En cette fin d’année 2020, l’Opposition guinéenne joue son destin. Depuis 2010, elle s’est courageusement battue contre un pouvoir des plus dictatoriaux d’Afrique. Elle est souvent accusée de bête.

Quelqu’un disait souvent qu’elle est la plus bête d’Afrique. Certains pensent qu’elle manque de stratégie et de proactivité. D’autres disent qu’elle est complaisante et que par son manque d’unité, elle joue le jeu du pouvoir.

D’un point de vue rationnel et positif, l’Opposition guinéenne mérite respect et considération. N’eut été sa détermination et sa fidélité aux principes et valeurs de droits humains, n’eut été le lourd sacrifice qu’elle a consenti dans le combat pour la Démocratie, la Guinée serait plongée aujourd’hui dans une dictature pire que celle des premières années de notre indépendance.

A l’analyse, de nombreuses contraintes mitigent le travail et les acquis de l’Opposition en Guinée. Notre peuple éprouve un sérieux manque de culture de la contestation. Il est accommodant et de ce fait se contente facilement du peu. Il est attentiste en ce sens que trop de gens, bien qu’opposés au système, attendent que d’autres se battent à leur place pour leur servir le trophée sur un plateau d’or.

D’un autre côté, par un jeu malicieux de corruption, la précarité est instrumentalisée par le pouvoir pour casser toute volonté de contestation chez les cadres et les populations.

Les institutions dites républicaines elles-mêmes n’échappent pas à cette politique cynique d’instrumentalisation de l’Exécutif. Celui-ci détenant le cordon de la bourse, a fini par mettre la corde à la patte des ‘’patrons d’institution’’ de sorte que les structures prétendument d’équilibre sont assujetties au Président/Roi, qui manœuvre le pays à sa guise.

Et qu’en est-il du communautarisme ? C’est de l’euphémisme de le présenter comme un véritable fléau  à l’assaut du vivre-ensemble des guinéens. L’Administration censée être un levier essentiel de développement est communautarisée et régentée par le parti au pouvoir dans tous ses compartiments. Cette situation est identique pour la société civile qui ne l’est plus que de nom.

Alors’ une Opposition face à un tel cocktail des défis, il est peut-être aisée de la critiquer, mais certainement pas de jouer à sa place. Les guinéens devraient savoir gré à l’Opposition. Les bonnes consciences devraient l’accompagner et la soutenir dans le noble combat qu’elle mène pour la démocratie.

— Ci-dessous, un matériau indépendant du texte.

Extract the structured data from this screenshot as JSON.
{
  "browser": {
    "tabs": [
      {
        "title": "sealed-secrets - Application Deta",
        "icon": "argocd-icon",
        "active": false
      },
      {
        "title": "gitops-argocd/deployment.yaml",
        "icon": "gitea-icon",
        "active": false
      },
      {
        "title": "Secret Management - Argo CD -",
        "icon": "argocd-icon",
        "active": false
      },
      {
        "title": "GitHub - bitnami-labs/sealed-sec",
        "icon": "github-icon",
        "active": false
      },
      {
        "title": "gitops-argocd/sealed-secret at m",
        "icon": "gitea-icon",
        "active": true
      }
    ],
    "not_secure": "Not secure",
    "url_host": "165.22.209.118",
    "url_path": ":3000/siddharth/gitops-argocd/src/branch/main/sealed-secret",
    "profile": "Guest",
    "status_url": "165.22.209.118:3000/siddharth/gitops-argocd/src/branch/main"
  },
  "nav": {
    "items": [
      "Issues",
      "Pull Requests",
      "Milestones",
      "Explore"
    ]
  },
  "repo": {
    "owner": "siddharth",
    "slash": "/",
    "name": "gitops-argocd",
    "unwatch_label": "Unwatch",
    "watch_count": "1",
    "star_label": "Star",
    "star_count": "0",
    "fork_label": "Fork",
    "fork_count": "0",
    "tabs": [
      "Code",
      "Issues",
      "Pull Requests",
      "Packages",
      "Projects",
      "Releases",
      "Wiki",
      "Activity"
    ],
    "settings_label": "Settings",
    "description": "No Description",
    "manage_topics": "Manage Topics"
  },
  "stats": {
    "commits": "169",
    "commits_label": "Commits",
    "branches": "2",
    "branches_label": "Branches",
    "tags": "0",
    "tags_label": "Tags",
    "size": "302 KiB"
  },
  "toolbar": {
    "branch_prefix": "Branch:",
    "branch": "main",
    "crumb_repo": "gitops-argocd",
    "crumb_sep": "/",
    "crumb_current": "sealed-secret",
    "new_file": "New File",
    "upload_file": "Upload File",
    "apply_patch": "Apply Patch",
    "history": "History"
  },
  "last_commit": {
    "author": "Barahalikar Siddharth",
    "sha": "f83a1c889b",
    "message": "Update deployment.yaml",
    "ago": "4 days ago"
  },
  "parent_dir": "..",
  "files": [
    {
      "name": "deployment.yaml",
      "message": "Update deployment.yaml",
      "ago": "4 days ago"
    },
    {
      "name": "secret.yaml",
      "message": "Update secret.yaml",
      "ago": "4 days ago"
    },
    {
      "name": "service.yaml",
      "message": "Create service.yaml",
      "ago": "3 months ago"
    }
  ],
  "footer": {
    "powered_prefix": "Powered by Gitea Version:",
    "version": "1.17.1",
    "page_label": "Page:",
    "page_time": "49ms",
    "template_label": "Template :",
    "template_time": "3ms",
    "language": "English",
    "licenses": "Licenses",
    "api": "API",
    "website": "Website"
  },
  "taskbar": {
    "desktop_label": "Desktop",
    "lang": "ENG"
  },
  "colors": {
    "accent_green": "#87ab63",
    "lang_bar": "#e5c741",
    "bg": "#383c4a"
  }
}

En cette fin d’année 2020 le destin de la Guinée va basculer. Le monde assistera à un derby ‘’Alternance démocratique vs Dictature noire’’. En cette phase cruciale de la vie de notre nation, l’Opposition doit faire le bon choix. Les contraintes énumérées ci-haut sont autant d’obstacles sur son chemin, tout un challenge à vaincre pour répondre aux attentes des guinéens. Mais ce n’est tout. Il faut y ajouter la ferme détermination du pouvoir en face, qui a déjà dressé et huilé sa machine de répression, prête à broyer toute velléité de contestation du troisième mandat.

A observer les prises de position et déclarations de ses Leaders, l’Opposition semble ne pas vouloir aller au dialogue sans la satisfaction des conditions qu’elle a posées. Cette position ne souffre pas de légitimité au regard de la pertinence desdites conditions. Cependant, le dialogue semble offrir à minima une fenêtre d’opportunités pour obtenir l’assainissement du fichier électoral. L’alternance recherchée est à ce prix; et à ce prix seulement. Toutes les autres conditions énumérées en sont tributaires.

De nombreuses personnes parmi les militants et sympathisants verraient mal l’Opposition s’y soustraire. A moins pour elle de détenir un autre moyen de renverser la table, moyen que le commun des mortels ne perçoit pas pour le moment, il semble que la solution passe par le dialogue. On peut même comprendre l’usure que le pouvoir entretient pour la matérialisation de ce forum comme un signe du prix que l’Opposition pourrait en tirer.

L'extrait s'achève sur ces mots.